Businesses are going digital and the trend is not stopping any time soon. Regardless of the industry’s digital maturity stage, placing the customer at the center of the design and development processes is a constant concern. This ensures a user experience that not only fulfills individual needs but also succeeds in delighting customers and promoting their brand engagement.
However, the sudden change in the usage patterns of the digital channel means many previous decisions are now outdated.
Moreover, having complex systems in place and with a high cost of failed deployments, companies are increasingly more averse to implementing significant changes within their applications. The ones that can deliver targeted features and adjustments in a timely and efficient manner will surely capture the engagement of their target audience and fuel the success of their digital business.
In this article, we explore five key steps companies should undertake to reshape their digital channels in a dynamic and sustainable way.
With changing customer habits and needs, legacy customer characterizations are now obsolete. There is both a new significant batch of new adopters that need to be catered for, but even long-time digital customers are changing their habits and expectations of what is a quality experience.
By setting up a continuous effort of combining in-app analytics with structured and targeted consumer research, companies are better prepared to tackle this and future changes in their customer base. This data should be collected and centralized in a way that allows analysts to fully utilize it to support decision making, while simultaneously ensuring the uphold of customers’ rights to privacy and data protection.
Once data is available, businesses need to adapt their internal processes to provide dynamic and adaptative user characterizations that are then effectively spread throughout customer-centric business functions.
As customers’ usage of digital channels is on the rise, so are their expectations and diversity of behaviors. This means that not only the customers are different, but also the way they behave, the information they expect and the time they are willing to spend for each specific task.
Companies must reevaluate their customer journey mapping, and they will most likely realize that as time goes by there are ever more alternative journeys and these are distinct across different customers. Single-user centric data, tracking and combining their flow throughout various touchpoints, is essential to correctly engaging with consumers and understanding their true delight and frustration triggers.
Once companies are confident in understanding their customer base and the way they navigate and interact with their digital channels, it is time to start measuring it.
From loading times to conversion rates, improvement initiatives need to be targeted at the enhancement of concrete consumer-delighting upgrades.
While this direction is clear, the sheer amount of diverse customer needs and success tracking indicators makes it challenging to design one solution that simultaneously satisfies all consumers without significantly hindering the experience for others.
A one-size-fits-all approach is generally not a good solution, especially in complex business interactions such as engaging diverse consumers through a digital channel. However, while personalizing offers and content is fairly common now, businesses still struggle to personalize the overall journey and experience on their apps. Even features with very different usefulness to distinct customers are often presented in the same way.

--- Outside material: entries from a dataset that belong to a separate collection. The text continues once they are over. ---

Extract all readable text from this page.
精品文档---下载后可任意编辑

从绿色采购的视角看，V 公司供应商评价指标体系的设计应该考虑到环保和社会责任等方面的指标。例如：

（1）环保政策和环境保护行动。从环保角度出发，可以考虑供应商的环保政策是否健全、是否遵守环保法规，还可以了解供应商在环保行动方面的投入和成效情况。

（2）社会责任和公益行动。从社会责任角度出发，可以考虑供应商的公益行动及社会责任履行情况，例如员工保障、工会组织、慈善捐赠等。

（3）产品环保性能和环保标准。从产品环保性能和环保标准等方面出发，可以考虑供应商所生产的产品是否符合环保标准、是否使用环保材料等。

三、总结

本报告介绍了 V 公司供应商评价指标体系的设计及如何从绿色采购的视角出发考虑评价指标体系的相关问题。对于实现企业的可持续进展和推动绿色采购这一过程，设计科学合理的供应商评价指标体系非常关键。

On the other hand, heavy personalization efforts may end up providing consumers with irrelevant information, offers, or features that erode user experience. Companies must face the burden of balancing personalization and stability for a seamless but still personal engagement.
Ensuring this balance is not easy as several iterations of testing are often required to achieve optimal results. Standard testing processes are very common throughout decision making processes on digital channels but are increasingly cumbersome and costly. More often than not companies are deploying too many resources and time to test every detail that is deemed relevant to evaluate. This hinders the capacity to pursue different alternatives and delays the time-to-market of critical business improvements.
In order to achieve superior results in user experience, agile testing processes that last just enough to make a confident decision are required.
This does not just mean collecting A/B testing data and waiting for statistical confidence, but also leveraging managerial expertise and user feedback to enable timely decision-making.
All-in-all, the digital channel is here to stay and is slowly but steadily becoming more relevant for businesses. Also, it opens the door to channel personalization in a way traditional channels have never allowed before.
Companies must adapt to this new environment by approaching journey and channel design in a continuous fashion. Collecting additional relevant data, rediscovering their customers, and uncovering new delight opportunities should be processes that are connected and embedded within a standard business practice. Only then can companies adopt an agile innovator posture and thus unlock their business’s full digital potential.